The two refinements of polynomial identification share a basic idea – to measure the complexity by the size of the simplest strings that a grammar generates, rather than the description size of it. Indeed one can show that the size of the smallest SCS of G is polynomially bounded by \(\tau _G\Vert G\Vert \). That is, if a language class is IPTscD for a class of context-free grammars, then it is also IPTtD.

However, the converse is not necessarily true. The following discussion illustrates a particularly difficult problem for IPTscD learning: ambiguity. Let \(G_n\) consists of the following rules:

$$ P_{n} = \{\,A \rightarrow a ,\, A \rightarrow b,\, B \rightarrow b\,\} \cup \{\, S \rightarrow X_1 \dots X_n \mid X_i \in \{A,B\}\,\} \,,$$

which generates \(L(G_n) = \{a,b\}^n\). Then the set \(\{ a^n, b^n \}\), whose size is \(2n+2\), is the smallest SCS for \(G_n\). On the other hand, \(\Vert G_n\Vert \in \mathscr {O}(n 2^n)\) and \(\tau _{G_n} = n\). When learning the class \(\mathbb {L} = \bigcup _{n \in \mathbb {N}} \mathbb {L}_n\) where \(\mathbb {L}_n = \{\, L \subseteq \{a,b\}^n \,\} \setminus \{\emptyset \}\) with a positive sample, the only possible characteristic sample of \(L(G_n)\) is \(L(G_n)\) itself for any learning algorithm. Therefore, \(\mathbb {L}\) is not IPTscD for any representation class. One can easily see that \(\mathbb {L}\) is IPTtD for a reasonable class of grammars where \(G_n\) is the unique grammar for \(\{a,b\}^n\).

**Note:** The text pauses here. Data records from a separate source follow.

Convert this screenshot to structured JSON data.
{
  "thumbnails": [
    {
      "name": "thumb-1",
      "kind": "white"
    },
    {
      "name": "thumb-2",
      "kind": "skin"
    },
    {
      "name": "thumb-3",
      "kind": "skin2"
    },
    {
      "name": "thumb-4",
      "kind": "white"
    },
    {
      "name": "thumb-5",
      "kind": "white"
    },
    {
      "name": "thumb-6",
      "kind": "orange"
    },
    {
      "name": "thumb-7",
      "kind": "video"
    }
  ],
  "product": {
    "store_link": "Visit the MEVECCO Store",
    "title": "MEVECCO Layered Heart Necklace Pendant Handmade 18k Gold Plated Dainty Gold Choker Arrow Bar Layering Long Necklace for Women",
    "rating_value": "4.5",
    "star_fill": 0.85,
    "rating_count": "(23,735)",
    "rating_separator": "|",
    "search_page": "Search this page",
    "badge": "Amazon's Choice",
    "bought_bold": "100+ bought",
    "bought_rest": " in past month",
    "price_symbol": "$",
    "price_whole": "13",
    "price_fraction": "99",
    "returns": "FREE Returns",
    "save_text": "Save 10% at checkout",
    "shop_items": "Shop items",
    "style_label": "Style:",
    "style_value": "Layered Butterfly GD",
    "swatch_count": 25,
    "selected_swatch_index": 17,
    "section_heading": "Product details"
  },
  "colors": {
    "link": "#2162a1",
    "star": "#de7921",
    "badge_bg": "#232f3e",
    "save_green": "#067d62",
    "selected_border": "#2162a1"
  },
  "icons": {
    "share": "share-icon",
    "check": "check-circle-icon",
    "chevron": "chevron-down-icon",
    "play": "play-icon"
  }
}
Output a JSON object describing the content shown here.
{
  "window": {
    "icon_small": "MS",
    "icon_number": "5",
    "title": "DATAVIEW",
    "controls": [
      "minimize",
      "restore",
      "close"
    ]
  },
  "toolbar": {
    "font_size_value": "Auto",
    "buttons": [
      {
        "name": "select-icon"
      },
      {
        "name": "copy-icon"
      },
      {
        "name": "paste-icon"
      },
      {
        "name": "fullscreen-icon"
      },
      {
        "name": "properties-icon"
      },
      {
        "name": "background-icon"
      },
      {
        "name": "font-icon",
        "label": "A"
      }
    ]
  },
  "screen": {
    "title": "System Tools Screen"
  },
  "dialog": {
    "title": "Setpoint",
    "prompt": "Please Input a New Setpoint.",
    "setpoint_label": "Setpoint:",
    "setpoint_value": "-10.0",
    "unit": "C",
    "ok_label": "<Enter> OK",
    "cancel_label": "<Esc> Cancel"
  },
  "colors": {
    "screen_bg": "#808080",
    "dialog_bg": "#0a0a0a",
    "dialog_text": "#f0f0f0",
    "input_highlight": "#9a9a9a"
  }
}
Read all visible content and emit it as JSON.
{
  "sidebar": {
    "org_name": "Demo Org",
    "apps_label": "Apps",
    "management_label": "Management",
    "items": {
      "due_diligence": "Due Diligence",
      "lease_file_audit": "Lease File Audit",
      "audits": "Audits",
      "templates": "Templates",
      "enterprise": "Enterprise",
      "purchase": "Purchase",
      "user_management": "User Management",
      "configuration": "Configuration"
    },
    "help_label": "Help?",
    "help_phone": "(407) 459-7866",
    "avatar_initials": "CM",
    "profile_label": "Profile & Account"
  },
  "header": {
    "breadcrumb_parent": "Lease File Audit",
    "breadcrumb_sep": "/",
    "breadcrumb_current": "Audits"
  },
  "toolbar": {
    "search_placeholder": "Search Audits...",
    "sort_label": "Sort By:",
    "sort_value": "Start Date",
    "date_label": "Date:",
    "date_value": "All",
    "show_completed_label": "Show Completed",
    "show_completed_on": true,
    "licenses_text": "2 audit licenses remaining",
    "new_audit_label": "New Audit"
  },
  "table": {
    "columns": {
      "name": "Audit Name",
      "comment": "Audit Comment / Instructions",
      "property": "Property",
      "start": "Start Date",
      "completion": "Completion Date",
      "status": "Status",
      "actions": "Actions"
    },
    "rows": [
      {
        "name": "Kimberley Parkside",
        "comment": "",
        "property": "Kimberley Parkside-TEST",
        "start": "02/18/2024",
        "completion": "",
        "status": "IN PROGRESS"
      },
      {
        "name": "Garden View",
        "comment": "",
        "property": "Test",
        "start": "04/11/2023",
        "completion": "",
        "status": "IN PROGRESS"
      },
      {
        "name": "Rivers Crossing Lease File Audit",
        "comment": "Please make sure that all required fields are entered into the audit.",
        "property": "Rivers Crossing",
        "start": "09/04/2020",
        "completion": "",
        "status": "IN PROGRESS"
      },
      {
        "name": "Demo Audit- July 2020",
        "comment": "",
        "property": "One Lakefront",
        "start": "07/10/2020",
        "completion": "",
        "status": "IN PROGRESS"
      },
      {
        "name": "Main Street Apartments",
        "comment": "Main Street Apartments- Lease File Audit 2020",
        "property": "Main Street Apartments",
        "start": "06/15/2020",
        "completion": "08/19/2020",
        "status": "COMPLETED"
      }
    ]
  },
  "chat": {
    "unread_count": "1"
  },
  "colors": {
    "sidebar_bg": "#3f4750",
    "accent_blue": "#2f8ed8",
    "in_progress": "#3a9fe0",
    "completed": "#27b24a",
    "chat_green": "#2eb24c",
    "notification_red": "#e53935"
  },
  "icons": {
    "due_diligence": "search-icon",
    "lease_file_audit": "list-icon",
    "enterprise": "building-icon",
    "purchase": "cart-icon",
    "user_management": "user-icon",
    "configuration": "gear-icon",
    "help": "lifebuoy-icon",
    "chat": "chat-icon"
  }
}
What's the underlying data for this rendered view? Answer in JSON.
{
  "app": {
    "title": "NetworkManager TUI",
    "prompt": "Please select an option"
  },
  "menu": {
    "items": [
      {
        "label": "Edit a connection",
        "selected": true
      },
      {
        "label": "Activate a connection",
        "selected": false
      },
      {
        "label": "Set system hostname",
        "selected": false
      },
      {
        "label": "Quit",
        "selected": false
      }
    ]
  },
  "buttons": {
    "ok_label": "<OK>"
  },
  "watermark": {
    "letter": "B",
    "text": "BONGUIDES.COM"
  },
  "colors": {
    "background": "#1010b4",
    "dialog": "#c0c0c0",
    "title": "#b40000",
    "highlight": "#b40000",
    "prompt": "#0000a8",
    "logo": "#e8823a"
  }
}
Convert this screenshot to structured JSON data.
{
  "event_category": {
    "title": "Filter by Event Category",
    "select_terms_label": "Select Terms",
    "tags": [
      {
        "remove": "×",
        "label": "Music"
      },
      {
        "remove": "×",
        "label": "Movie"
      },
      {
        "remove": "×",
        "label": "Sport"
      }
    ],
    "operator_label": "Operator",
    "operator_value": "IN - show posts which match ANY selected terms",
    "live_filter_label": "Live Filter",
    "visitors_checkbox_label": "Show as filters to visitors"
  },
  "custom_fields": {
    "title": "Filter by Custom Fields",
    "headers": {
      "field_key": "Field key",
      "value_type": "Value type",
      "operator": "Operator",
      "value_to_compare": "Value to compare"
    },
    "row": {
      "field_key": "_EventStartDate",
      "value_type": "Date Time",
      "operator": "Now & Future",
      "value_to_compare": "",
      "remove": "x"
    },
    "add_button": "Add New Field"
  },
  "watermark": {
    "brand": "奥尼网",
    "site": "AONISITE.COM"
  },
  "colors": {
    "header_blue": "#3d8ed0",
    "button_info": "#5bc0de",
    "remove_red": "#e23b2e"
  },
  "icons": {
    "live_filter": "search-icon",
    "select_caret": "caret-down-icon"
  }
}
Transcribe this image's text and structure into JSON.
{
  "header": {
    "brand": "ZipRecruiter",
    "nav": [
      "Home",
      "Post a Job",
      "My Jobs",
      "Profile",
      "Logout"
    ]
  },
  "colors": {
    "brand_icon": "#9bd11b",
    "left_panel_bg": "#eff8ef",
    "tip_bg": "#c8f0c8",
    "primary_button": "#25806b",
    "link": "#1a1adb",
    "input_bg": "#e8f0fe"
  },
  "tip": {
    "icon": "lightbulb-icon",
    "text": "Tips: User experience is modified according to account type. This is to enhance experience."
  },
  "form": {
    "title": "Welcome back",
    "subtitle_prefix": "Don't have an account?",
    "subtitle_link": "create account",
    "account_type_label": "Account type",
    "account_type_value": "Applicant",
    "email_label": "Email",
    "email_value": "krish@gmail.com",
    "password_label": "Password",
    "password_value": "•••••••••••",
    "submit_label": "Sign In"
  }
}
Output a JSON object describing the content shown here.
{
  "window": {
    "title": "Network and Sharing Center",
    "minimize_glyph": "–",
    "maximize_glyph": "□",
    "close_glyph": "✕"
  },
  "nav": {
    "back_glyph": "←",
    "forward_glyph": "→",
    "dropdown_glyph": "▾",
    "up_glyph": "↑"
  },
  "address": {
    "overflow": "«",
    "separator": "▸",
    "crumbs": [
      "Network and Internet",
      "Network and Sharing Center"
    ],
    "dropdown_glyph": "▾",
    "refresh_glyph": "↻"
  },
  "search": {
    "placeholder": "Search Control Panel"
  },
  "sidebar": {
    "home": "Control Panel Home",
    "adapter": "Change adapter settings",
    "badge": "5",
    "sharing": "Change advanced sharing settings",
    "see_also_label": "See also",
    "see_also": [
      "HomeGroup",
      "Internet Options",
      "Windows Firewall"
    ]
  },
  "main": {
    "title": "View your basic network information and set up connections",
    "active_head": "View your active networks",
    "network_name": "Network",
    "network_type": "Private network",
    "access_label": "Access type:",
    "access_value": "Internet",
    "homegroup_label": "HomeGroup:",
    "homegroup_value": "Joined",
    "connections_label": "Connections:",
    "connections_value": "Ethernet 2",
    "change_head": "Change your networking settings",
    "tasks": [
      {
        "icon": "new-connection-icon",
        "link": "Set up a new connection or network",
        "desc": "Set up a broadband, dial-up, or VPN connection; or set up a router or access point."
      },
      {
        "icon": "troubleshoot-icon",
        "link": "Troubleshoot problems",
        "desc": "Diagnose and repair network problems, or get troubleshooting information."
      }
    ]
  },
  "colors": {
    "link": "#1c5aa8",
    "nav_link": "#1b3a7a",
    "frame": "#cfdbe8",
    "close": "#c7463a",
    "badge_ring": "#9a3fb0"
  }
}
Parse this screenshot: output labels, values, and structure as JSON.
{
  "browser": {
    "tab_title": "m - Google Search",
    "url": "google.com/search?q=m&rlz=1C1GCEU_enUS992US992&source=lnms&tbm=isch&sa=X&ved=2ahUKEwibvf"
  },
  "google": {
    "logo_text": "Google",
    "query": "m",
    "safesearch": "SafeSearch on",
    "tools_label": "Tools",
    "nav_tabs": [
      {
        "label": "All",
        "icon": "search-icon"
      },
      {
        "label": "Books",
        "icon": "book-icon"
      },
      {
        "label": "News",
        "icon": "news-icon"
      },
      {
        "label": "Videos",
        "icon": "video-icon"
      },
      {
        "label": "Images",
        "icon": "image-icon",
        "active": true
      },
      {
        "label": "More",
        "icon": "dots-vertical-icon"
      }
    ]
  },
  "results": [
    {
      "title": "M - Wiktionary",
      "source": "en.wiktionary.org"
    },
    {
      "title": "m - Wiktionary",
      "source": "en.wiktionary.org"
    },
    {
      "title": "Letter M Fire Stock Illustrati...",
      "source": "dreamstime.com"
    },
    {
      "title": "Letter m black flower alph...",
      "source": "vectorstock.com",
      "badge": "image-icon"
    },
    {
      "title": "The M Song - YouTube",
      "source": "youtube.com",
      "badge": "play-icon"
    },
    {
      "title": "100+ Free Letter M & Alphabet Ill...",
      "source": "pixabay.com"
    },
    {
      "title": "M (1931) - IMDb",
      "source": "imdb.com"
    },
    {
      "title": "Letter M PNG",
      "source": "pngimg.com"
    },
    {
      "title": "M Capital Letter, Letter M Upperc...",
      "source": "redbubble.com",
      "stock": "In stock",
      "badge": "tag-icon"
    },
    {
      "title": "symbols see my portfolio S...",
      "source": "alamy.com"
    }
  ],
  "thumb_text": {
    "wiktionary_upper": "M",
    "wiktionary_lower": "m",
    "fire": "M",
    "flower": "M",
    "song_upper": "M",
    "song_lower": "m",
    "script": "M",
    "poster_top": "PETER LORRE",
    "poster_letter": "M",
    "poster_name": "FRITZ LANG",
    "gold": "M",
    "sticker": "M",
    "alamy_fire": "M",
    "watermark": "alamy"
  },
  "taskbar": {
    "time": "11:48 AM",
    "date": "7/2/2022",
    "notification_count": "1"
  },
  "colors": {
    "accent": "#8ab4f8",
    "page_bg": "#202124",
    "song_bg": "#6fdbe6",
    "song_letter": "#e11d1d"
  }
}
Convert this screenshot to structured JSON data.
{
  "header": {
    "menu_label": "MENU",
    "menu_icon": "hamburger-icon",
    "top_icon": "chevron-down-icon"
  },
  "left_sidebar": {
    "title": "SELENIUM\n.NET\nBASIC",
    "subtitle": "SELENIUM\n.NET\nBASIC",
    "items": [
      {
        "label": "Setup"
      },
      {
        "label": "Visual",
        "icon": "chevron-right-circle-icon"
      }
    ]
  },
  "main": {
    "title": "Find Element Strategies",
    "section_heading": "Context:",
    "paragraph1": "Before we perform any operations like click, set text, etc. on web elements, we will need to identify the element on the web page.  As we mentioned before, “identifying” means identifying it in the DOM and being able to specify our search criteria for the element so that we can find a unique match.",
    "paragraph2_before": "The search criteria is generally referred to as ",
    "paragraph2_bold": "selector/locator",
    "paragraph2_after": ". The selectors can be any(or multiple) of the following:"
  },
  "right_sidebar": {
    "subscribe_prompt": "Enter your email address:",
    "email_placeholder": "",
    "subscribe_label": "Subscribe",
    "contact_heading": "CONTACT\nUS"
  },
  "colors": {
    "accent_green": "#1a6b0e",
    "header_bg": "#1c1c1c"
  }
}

The grammar \(G_n\) is very redundant and highly ambiguous—there are \(2^n\) ways to derive \(b^n\). If the redundancy is removed from \(G_n\) by deleting the nonterminal B and the rules involving B, the size of the grammar is now O(n) and it is not IPTtD any more. In fact, one can show that \(\tau _G\Vert G\Vert \) is polynomially bounded by the size of the smallest SCS when only unambiguous context-free grammars are considered.

2.6 Conclusion

The purpose of this chapter was to address the problem of efficiently learning formal languages and grammars. We argued that the PAC framework is not the best suited one even though its efficiency requirements are well-designed. On the other hand, we argued in favor of identification in the limit paradigms provided they are adequately modified to include efficiency requirements. This survey showed doing so is more challenging than anyone may have anticipated. We discussed the challenges that have been encountered by different attempts. For regular languages, de la Higuera’s [18] solution is satisfactory due to the canonical representation given by the smallest deterministic acceptors. For non-regular languages, challenges remain. We discussed two promising paths forward to address efficient learning in the identification in the limit paradigm in the realm of non-regular languages. One was based on the notion of a structurally complete sample, and the other was based on the ‘thickness’ of strings generated by production rules. Both are measuring efficiency at least partly in terms of the size of particular strings generated by grammars. We believe further developments along these lines will help shape future directions in grammatical inference.